Los argentinos revalidaron su mandato en 2011 por otros cuatro años con el 54% de los votos. El gran apoyo popular le garantizó el control del Congreso, pero su estrella comenzó a declinar con rapidez a medida que se deterioraba la economía y cobraban fuerza las denuncias por corrupción y las críticas a su estilo soberbio. A medida que la figura de Kirchner se debilitaba, aparecían voces críticas dentro del peronismo, sobre todo entre los gobernadores, obligados hasta entonces a acatar los mandatos de la Casa Rosada sin derecho al pataleo.
Sin un heredero político natural y muy desgastado tras 12 años en el poder, el kirchnerismo postuló a un peronista conservador, poco aceptado por sus bases, Daniel Scioli. Fue en vano: cayó derrotado por el liberal Mauricio Macri. Cuando la daban por retirada, Kirchner pateó para las elecciones de 2019 el tablero político y decidió acompañar como vicepresidenta a Alberto Fernández, su ex jefe de Ministros y con quien llevaba años distanciado. El kirchnerismo volvió al poder, pero ya no fue el mismo.
En agosto de 2022, un fiscal pidió contra Kirchner 12 años de cárcel por la llamada causa Vialidad, una investigación por el redireccionamiento de obra pública en Santa Cruz. La expresidenta denunció entonces una persecución y cada noche una multitud se reunió frente a su piso en Buenos Aires para aclamarla. El 1 de septiembre, un hombre se mezcló entre la gente y gatilló un arma a centímetros de Kirchner. La bala no salió. Tres meses después, los jueces de la causa Vialidad condenaron a Kirchner por corrupción.
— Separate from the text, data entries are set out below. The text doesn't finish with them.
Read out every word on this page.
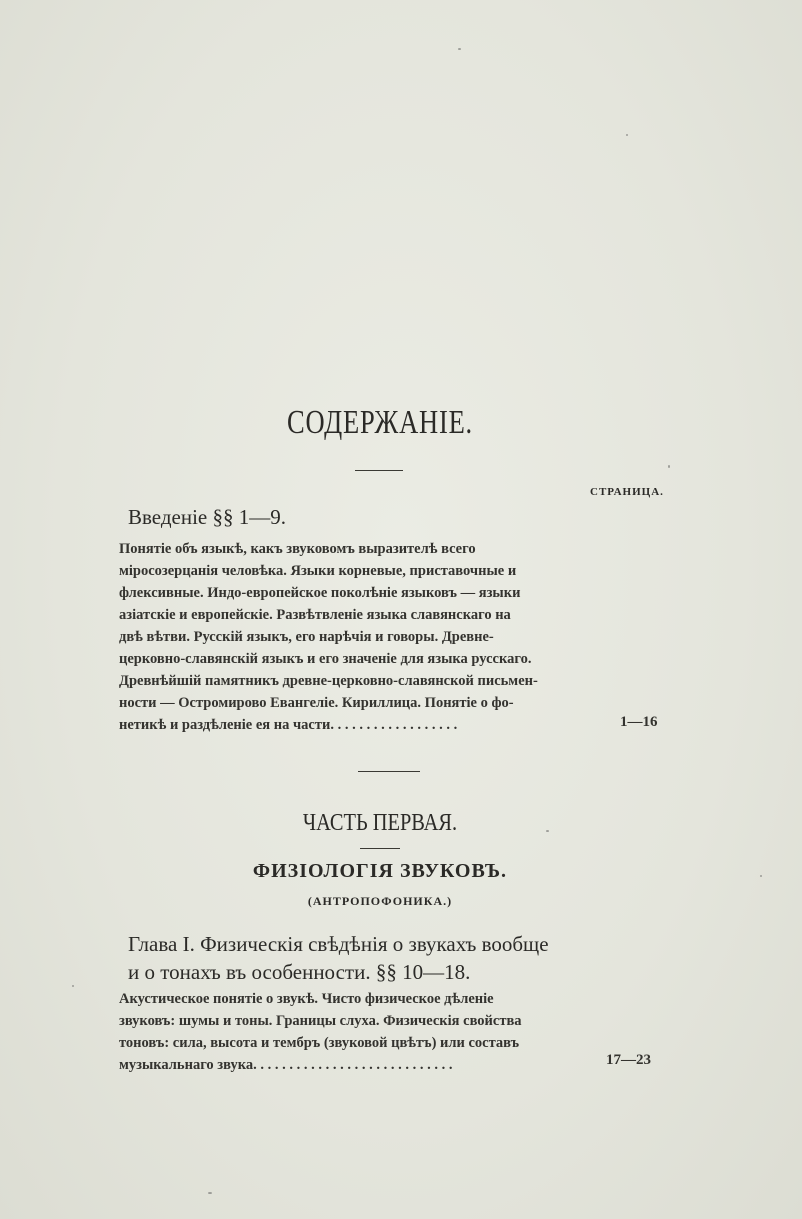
СОДЕРЖАНІЕ.
СТРАНИЦА.
Введеніе §§ 1—9.
Понятіе объ языкѣ, какъ звуковомъ выразителѣ всего
міросозерцанія человѣка. Языки корневые, приставочные и
флексивные. Индо-европейское поколѣніе языковъ — языки
азіатскіе и европейскіе. Развѣтвленіе языка славянскаго на
двѣ вѣтви. Русскій языкъ, его нарѣчія и говоры. Древне-
церковно-славянскій языкъ и его значеніе для языка русскаго.
Древнѣйшій памятникъ древне-церковно-славянской письмен-
ности — Остромирово Евангеліе. Кириллица. Понятіе о фо-
нетикѣ и раздѣленіе ея на части. . . . . . . . . . . . . . . . . .	1—16
ЧАСТЬ ПЕРВАЯ.
ФИЗІОЛОГІЯ ЗВУКОВЪ.
(АНТРОПОФОНИКА.)
Глава I. Физическія свѣдѣнія о звукахъ вообще
и о тонахъ въ особенности. §§ 10—18.
Акустическое понятіе о звукѣ. Чисто физическое дѣленіе
звуковъ: шумы и тоны. Границы слуха. Физическія свойства
тоновъ: сила, высота и тембръ (звуковой цвѣтъ) или составъ
музыкальнаго звука. . . . . . . . . . . . . . . . . . . . . . . . . . . .	17—23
Fue mucho para la expresidenta. La condena y el atentado fallido, unido al desastre que resultó la experiencia Alberto Fernández, abrieron la puerta del poder a Javier Milei, un vociferante polemista de televisión que llegó a la Casa Rosada armado de una motosierra. Es en este escenario que llegó el fallo de la Corte Suprema. Kirchner es ahora la primera presidenta argentina con una sentencia firme en su contra y prisión efectiva. Lejos está ella, sin embargo, de firmar su epitafio político.